Coastal Waters: It’s always a mini-adventure here with a craggy coastline and hidden coves to discover. Lansallos Cove at Polperro in Cornwall is sheltered with fresh clear water. West Bay East Beach near Bridport, Dorset offers 2 shingle beaches plus a lifeguard in the summer holidays. At the most southerly tip of Devon is Moor Sands, a very tempting and remote spot.
Inland Waters: Enjoy waterfall, quarry pools and the gorges of Snowdonia amidst a magical landscape. To get a bit higher go to Llyn-y-Fan Fach in the shadow of the Black Mountains and home to a legendary nymph! Horsehoe Falls in the Brecon Beacons are a set of forested plunge pools and gorges, so incredibly dramatic.
Coastal Waters: Here are some places off the beaten track. Porth Wen at Bull Bay on the Gower Peninsula with a blue pool carved out of the rock is thought to be one of the best plunge pools in Britain. The Pembrokeshire Coast has spectacular caves, islands and secret beaches. Cardigan Bay boasts a crescent shaped coastline, perfect to take your dog swimming. You may see the resident dolphins too!
A magical landscape that includes the Pennines with the Peak District at its centre and a host of enchanting mermaid pools. On a bend of the River Derwent there are long stretches of still water where you can also enjoy fantastic Chatsworth parkland views. Near Ross-on-Wye there are small sandy bays at Symonds Yat and further north is Carding Mill Valley Reservoir in Shropshire.
North West England
Home to the UNESCO designated Lake District with over 16 stretches of water to choose from as well as rivers and lofty tarns. Try spectacular Wastwater, with shelved beaches and stunning scenery, or Peel Island on Coniston with a rocky headland and sandy coves. Loughrigg Tarn is a beautiful, small and relatively warm body of water at the foot of the Langdale Pikes. Gaddings Dam near Todmorden, Yorkshire offers England’s highest beach, and in Cheshire at Ellesmere there’s an area of nine glacial meres (Colemere is the most beautiful and remote!).
North East England
Broomlee Lough in Northumberland is a large open tarn below a crag, once one of the great forts of Hadrian’s Wall. Along the delightful River Coquet there’s easy access from the banks and at Featherstone there is a great swimming spot on the South Tyne near the castle. In the Yorkshire Dales you can swim at the foot of England’s highest unbroken waterfall: Hardraw Force, or go to Bolton Abbey with a popular stretch of river off the beach in front of the Priory ruins.
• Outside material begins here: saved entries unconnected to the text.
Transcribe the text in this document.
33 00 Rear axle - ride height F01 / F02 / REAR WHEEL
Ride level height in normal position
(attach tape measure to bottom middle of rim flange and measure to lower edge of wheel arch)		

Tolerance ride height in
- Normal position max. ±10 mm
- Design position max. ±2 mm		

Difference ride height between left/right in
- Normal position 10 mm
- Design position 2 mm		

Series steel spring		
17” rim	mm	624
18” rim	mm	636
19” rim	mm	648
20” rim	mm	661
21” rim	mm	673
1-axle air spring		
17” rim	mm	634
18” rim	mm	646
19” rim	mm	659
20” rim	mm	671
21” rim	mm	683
Inland Waters: Loch Ness has to be top of your list. Although chilly there are lots of quiet spots to enjoy the stunning surroundings – just watch out for Nessie! Immerse yourselves in the magic of the Fairy Pools on the Isle of Skye with crystal clear water straight from the mountains. In the heart of the Cairngorms is Loch Morlich: a magnificent setting with a cafe to enjoy afterwards.
Coastal Waters: With over 6,000 miles of coast you’ll be spoilt for choice. Around the Orkney Islands you can swim in the Atlantic one day and the Bay of Skaill in the North Sea on another. On the west coast you will find Arisaig stretching out to the north; it’s full of warm inlets influenced by the Gulf Stream.